On 05/09/15 16:20, François-Paul Servant wrote:
trying to understand how to write a sparql servlet that handles read-write 
operations…

The code in Fuseki is available to look at.


I read
- https://jena.apache.org/documentation/notes/concurrency-howto.html
- http://jena.apache.org/documentation/tdb/tdb_transactions.html
(though not working specifically with TDB)
- and 
http://stackoverflow.com/questions/18968971/is-it-possible-to-concurrently-write-to-the-same-dataset-file-but-to-different-n

Not sure to understand everything, correct me if I’m wrong, and TIA if you can 
answer some of these questions:

- if within an application, a model can be updated, then any call to jena (or 
at least, any one that iterates over something) must be inside some kind of 
lock.

Yes

- for memory models, including datasets built around memory models, the only 
option is model.enterCriticalSection/leaveCriticalSection

No - DatasetGraphWithLock is another option, then use begin/end.

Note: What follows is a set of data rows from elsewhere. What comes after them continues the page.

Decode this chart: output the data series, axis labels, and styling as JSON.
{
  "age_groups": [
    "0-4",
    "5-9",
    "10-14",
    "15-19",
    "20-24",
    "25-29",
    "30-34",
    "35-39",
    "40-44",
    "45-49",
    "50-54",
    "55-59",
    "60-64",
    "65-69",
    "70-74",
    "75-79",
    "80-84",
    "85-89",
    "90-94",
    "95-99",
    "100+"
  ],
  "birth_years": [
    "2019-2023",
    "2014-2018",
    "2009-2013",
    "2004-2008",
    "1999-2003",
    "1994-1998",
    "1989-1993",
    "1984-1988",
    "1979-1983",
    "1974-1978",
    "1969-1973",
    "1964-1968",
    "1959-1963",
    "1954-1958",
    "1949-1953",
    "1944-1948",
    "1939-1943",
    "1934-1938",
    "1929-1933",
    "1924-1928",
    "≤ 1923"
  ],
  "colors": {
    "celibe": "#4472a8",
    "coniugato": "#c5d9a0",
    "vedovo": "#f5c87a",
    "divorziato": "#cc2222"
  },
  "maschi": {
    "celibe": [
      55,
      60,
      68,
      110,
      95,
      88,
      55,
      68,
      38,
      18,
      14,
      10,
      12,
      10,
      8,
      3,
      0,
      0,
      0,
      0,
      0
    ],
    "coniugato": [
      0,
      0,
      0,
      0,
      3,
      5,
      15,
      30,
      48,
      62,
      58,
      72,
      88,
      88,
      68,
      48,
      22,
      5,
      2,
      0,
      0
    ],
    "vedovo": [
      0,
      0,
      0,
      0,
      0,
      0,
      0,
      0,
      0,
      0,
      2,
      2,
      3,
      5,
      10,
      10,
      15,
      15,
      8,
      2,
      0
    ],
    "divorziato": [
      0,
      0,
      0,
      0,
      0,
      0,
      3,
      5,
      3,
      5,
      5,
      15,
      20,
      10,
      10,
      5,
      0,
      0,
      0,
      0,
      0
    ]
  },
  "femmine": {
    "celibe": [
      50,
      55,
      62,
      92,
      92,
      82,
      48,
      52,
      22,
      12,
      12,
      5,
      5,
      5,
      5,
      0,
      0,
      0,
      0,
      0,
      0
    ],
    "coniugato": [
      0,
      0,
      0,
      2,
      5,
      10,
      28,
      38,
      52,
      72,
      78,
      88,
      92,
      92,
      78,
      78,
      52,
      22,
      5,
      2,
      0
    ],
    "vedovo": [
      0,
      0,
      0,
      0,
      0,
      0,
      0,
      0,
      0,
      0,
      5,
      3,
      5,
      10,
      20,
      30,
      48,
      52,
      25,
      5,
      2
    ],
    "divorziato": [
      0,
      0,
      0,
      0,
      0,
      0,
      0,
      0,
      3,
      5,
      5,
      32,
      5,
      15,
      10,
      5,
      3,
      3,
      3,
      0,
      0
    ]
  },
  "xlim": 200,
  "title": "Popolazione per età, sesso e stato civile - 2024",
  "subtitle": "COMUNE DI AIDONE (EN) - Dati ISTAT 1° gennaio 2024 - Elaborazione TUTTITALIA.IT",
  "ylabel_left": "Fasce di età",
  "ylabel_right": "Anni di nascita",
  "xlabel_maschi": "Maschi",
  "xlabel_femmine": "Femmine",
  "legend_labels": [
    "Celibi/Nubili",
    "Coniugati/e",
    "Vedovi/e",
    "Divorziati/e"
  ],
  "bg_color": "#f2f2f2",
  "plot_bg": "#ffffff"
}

You can look at the code in Fuseki.

SPARQL_Query.execute.

- with TDB, use dataset.begin/dataset.end

Yes

- your code must not enter a locking section if you’re already in one. It looks 
that this means that you probably must have some kind of one central, unique 
entry point in your code where you lock/unlock -- hmm, doesn’t seem easy

Not sure what is behind the question - locks are java's ReentrantReadWriteLock (transactions are not - that would be a nest transaction which is not supported)

- in a sparql query over a dataset with memory named graphs, if updates are 
possible, you must lock all the graphs (Dataset.listNames to get the names of 
the graphs, loop over them to enterCriticalSection)

No - the Dataset must be locked.  Dataset.getLock()

Locking the models does not help protect the dataset in the general case.

- if a sparql query doens’t include updates, it is better to just take a READ 
lock

Yes

- so a big question is: how do you known if a query contains updates or not

SPARQL Query and SPARQL Update are different languages precisely for this case. This isn't SQL!

You can't parse SPARQL Update with the query parser - disjoint keywords.

- if a sparql query doens’t include updates, is it enough to take a READ lock 
only on the graphs included in the query?

No - one lock on the Datasets

- (necessary only if the answer of previous one is “yes”) you get the graphs in 
a query with the union of getGraphURIs and getNamedGraphURIs” ?


that’s all for the moment, thank you.